Çözüm, tahmin ettiğinizden daha kolay: Tecrübeli ve başarılı blog yazarlarından işin tekniğini öğrenmek en kısa yol. Ben de öyle yaptım; araştırdım, inceledim, onlarca makaleden öğrendiklerimi, çıkardığım sonuçları ve uygulamaya başladığım teknikleri bu yazıda bir düzen içerisinde sizlere de aktarıyorum.
Çok Okunan Blog Yazıları Yazmak İçin Temel Stratejiler başlıklı yazımda blog yazılarımız neden istediğimiz kadar çok okunmuyor sorusunun yanıtı üzerinde durmuştuk. Gerekçesini bildiğimize göre, o halde şimdi çok okunan blog yazarlığını nasıl başarabileceğimizi öğrenmeye başlayalım.

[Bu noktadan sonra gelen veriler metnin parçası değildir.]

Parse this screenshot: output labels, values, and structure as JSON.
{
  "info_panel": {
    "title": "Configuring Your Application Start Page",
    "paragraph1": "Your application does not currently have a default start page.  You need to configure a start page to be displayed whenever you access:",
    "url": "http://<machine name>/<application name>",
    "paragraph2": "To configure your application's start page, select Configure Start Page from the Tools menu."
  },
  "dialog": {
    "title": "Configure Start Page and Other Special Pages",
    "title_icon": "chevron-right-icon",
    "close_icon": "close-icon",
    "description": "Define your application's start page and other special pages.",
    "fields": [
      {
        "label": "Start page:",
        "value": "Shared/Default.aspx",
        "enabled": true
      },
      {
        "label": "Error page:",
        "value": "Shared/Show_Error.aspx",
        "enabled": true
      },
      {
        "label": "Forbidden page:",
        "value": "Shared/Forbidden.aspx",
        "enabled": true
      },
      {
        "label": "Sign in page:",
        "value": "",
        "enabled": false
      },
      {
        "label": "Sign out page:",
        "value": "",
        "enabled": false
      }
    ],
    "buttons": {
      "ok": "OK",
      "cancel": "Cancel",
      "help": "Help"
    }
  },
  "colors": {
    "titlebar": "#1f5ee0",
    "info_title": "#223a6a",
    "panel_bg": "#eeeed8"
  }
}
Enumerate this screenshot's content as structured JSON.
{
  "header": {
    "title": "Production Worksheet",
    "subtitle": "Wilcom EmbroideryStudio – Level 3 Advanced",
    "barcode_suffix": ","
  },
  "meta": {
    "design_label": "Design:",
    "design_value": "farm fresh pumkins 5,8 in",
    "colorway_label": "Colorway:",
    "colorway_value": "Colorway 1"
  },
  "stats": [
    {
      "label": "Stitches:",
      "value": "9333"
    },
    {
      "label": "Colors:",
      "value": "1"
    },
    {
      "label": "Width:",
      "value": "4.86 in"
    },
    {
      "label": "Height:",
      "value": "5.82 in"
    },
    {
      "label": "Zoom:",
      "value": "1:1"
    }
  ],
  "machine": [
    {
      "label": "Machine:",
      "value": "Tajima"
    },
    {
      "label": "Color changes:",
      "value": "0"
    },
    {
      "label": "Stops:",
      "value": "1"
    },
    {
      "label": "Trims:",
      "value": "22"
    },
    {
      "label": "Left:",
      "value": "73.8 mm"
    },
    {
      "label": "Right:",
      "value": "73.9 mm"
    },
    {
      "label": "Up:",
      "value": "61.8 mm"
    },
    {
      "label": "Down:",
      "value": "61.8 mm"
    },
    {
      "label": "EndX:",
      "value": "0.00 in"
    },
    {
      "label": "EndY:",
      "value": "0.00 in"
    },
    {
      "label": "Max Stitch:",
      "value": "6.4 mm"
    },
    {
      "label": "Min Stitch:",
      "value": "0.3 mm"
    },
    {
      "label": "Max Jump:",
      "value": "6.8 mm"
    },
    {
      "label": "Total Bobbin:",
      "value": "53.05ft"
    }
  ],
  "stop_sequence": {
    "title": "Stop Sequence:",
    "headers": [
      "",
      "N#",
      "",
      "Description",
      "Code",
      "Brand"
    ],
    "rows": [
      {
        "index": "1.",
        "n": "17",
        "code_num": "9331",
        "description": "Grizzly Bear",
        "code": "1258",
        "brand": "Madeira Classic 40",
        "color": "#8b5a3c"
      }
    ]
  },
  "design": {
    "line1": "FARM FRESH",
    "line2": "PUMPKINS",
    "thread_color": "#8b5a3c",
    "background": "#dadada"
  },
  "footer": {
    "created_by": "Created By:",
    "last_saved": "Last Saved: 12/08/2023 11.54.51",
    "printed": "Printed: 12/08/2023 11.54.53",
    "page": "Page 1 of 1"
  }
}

Okuyucu Dostu Blog Yazılarının Sırrı
Okuyucuyu tutan blog yazıları oluşturmak için izlememiz gereken temel strateji çok yalın:
- Az ve öz yazmak
- Uygun tarzda yazmak
İhtiyacımız olan şey daha az ve öz yazmak ve daha uygun tarzda yazmak! Okuyucularımızın sitemizdeki içeriklere ilgi göstermeleri ve paylaştığımız bilgilerle etkileşime girmeleri için yazılarımızın güçlü içerikleri yanısıra canlı ve şık görünmeleri gerekiyor. O halde şimdi bunu nasıl başarabileceğimizi öğrenmeye başlayalım.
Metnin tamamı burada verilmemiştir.